Performance Worth Watching: Nayinggul shows considerable screen presence in a central role that lacks some nuance on the page. He shares a terrific moment with Esmerelda Marimowa — playing a female warrior in Baywara’s posse — that speaks volumes with minimal dialogue, and carries significant emotional weight in a film that could use more such scenes.

Memorable Dialogue: Baker gets the big line: “When you’ve got the high ground, you control everything.”

Sex and Skin: None, although there’s one scene of attempted sexual assault.

Our Take: “I reckon I’d be better off shootin’ the two of you right now,” Travis quips to Eddy and Moran upon their arrival. It sounds like fighting words, a line cribbed from a Wild West shoot-’em-up, but High Ground acts against the expectations we’d ascribe to its dusty setting and revenge-driven plot. Johnson and screenwriter Chris Antastassiades have bigger ideas to convey, about colonialism and violence, with healthy doses of situational irony. The film’s early scenes of outright slaughter are disturbing enough that we see Baywara’s burning of a white church to be utterly justified.

So provocation is one of the film’s key tools, all the more powerful for its sparing use. (More prevalent is its lush cinematography, which frequently exhibits lush natural beauty — and its many lurking dangers, from circling hawks to swarming ants.) But it tends to emphasize message over fullness of character. Baker, Nayinggul, Pistorius and Marimowa appear ripe and ready to explore the nuance of their characters, but the screenplay hems them into loose stereotypes; they do tend to make the most of their moments of dialogue-free stillness, which keeps us invested in the story at the same time illustrating untapped potential. Similarly, Mulvey and Thompson are asked to little more than keep their characters’ sneering racism at low boil.

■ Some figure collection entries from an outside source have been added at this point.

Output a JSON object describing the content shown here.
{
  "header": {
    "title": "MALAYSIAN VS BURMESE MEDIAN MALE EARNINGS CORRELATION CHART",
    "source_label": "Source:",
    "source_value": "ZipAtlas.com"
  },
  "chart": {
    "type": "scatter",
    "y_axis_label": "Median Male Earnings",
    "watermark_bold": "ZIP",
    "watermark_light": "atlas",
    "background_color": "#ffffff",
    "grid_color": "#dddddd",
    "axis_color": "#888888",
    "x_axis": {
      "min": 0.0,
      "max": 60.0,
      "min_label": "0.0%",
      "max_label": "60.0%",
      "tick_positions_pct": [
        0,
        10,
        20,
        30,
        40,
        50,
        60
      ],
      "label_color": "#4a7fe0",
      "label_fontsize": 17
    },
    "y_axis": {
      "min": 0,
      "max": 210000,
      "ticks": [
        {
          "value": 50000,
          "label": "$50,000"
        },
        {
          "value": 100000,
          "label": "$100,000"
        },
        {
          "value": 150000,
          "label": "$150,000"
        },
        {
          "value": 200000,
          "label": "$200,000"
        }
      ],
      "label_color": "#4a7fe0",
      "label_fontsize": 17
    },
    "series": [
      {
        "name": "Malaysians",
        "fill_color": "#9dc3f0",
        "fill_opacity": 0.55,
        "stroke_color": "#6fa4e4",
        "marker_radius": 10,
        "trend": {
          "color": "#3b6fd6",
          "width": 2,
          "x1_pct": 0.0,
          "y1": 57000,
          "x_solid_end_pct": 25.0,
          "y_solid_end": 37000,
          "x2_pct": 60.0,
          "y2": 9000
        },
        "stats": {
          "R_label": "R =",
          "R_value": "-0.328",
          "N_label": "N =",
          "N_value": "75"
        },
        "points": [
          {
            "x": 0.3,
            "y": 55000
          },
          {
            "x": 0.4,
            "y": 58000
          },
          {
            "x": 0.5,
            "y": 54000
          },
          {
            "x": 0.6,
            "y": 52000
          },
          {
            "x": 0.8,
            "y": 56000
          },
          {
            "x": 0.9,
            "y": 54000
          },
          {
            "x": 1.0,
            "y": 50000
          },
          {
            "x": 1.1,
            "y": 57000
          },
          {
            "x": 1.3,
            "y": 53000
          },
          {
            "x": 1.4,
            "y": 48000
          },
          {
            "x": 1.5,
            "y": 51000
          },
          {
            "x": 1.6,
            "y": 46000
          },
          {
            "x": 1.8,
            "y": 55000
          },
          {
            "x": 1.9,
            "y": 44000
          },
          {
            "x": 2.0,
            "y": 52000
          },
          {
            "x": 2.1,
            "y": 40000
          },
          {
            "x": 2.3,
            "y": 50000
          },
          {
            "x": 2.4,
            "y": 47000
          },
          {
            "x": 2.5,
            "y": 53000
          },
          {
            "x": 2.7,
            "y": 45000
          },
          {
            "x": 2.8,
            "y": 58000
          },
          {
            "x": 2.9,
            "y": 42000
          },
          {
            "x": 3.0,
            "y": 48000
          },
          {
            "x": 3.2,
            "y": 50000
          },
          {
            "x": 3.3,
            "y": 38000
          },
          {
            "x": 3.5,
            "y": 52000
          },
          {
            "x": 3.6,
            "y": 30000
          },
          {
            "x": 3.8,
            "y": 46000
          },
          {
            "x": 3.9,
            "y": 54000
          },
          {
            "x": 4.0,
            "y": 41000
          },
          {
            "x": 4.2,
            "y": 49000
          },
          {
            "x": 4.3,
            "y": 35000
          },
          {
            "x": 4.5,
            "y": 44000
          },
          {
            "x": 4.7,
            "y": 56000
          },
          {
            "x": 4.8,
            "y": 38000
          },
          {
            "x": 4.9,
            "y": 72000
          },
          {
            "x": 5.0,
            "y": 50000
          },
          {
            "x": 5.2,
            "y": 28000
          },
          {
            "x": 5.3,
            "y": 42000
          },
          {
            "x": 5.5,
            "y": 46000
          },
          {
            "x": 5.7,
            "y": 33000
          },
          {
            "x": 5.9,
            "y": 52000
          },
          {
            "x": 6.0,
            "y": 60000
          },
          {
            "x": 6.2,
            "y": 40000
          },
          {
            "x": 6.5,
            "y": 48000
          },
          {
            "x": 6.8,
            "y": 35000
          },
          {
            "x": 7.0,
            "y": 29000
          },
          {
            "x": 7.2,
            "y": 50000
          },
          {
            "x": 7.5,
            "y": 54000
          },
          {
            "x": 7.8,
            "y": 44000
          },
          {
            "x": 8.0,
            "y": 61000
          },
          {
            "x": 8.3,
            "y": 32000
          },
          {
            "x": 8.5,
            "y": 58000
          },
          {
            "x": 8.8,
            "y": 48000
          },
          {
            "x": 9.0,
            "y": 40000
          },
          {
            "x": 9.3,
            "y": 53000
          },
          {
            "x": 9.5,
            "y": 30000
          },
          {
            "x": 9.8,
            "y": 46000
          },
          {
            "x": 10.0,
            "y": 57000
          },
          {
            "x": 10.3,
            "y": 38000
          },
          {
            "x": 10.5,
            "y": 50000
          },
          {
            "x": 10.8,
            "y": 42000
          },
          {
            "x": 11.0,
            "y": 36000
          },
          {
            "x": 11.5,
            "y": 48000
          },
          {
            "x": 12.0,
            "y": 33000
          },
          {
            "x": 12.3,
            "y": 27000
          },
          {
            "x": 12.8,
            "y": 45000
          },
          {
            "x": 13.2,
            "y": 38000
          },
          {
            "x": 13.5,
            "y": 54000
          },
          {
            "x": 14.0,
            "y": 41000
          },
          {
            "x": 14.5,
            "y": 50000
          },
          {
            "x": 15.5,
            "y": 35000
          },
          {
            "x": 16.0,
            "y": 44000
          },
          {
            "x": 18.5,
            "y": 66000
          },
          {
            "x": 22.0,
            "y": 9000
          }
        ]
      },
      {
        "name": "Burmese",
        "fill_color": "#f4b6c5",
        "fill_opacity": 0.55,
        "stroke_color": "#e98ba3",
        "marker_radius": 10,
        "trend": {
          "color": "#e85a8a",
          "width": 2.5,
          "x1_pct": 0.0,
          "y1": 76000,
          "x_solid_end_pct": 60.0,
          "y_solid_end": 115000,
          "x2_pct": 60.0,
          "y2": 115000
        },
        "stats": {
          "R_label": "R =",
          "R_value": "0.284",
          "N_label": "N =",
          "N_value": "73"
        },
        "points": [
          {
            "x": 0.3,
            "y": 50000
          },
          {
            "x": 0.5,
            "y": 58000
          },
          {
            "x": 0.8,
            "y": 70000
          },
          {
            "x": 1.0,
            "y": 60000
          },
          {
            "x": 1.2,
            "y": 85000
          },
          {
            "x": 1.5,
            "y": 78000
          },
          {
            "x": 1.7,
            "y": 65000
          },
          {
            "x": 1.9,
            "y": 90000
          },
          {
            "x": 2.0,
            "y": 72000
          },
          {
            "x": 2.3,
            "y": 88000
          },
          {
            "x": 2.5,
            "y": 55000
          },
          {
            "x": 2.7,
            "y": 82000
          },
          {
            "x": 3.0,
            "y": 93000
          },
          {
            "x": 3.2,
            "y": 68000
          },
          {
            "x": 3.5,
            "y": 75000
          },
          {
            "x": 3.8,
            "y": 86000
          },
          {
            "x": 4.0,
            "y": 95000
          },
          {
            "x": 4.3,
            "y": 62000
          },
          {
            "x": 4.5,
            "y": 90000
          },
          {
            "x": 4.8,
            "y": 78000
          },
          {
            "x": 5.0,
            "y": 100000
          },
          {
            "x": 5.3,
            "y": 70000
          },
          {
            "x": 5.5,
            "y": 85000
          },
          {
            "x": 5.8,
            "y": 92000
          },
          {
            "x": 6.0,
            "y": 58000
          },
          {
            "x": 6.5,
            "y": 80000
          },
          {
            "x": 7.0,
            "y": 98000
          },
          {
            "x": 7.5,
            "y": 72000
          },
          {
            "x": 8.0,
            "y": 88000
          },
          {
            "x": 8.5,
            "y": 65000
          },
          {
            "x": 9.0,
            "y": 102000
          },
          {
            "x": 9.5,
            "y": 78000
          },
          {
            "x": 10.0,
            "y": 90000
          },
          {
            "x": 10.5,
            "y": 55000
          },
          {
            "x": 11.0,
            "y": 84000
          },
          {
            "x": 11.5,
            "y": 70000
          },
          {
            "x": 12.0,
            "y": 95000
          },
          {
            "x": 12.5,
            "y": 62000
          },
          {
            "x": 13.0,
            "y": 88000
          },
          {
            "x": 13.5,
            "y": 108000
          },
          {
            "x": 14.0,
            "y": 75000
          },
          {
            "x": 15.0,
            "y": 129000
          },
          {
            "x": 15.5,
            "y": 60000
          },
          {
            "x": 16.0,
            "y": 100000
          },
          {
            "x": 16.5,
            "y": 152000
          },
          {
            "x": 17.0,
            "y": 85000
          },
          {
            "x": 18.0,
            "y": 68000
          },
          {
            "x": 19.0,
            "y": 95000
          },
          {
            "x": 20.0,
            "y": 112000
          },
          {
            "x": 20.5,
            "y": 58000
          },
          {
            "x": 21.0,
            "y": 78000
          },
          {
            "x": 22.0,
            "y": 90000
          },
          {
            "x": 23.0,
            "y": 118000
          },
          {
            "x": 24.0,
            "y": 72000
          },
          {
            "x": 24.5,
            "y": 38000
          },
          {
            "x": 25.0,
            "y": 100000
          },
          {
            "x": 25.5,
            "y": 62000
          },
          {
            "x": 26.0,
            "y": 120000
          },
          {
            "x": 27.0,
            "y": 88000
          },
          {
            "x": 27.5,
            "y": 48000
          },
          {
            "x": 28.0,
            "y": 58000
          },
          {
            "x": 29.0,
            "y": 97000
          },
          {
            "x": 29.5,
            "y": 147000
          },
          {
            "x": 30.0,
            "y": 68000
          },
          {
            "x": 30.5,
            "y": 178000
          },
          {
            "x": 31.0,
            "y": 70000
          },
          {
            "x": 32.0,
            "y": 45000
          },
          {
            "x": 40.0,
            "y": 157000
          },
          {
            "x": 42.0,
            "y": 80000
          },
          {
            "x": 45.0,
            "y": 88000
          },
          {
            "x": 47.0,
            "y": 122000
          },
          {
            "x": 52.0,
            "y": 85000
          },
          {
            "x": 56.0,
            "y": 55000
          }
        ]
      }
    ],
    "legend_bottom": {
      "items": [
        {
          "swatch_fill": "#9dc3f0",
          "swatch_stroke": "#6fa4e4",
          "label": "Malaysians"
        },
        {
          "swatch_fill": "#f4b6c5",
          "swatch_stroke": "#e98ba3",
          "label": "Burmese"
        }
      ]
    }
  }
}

It’s interesting how High Ground lists a “senior cultural advisor” high in its credits, implying a desire to represent Aboriginal culture authentically. Johnson and Anastassiades give equal narrative time to their white and Black characters, a noble goal for sure, but also one that implies both-sidesism. The film would function better without such overt calculations; it seems to fear allowing its characters to fully explore their humanity, because it would be inevitably complicated and untidy. Somewhere in High Ground is a stronger movie about moral muddles and tested loyalty, how violence begets violence. It’s as if the title was determined and the film formed around it — if it had started at ground level, its moral and political ideas may have organically sprung from the earth.

Our Call: STREAM IT. High Ground is far from perfect. But it also isn’t content to adhere to genre trappings; its thematic ambition and visual dynamic makes it worth a watch.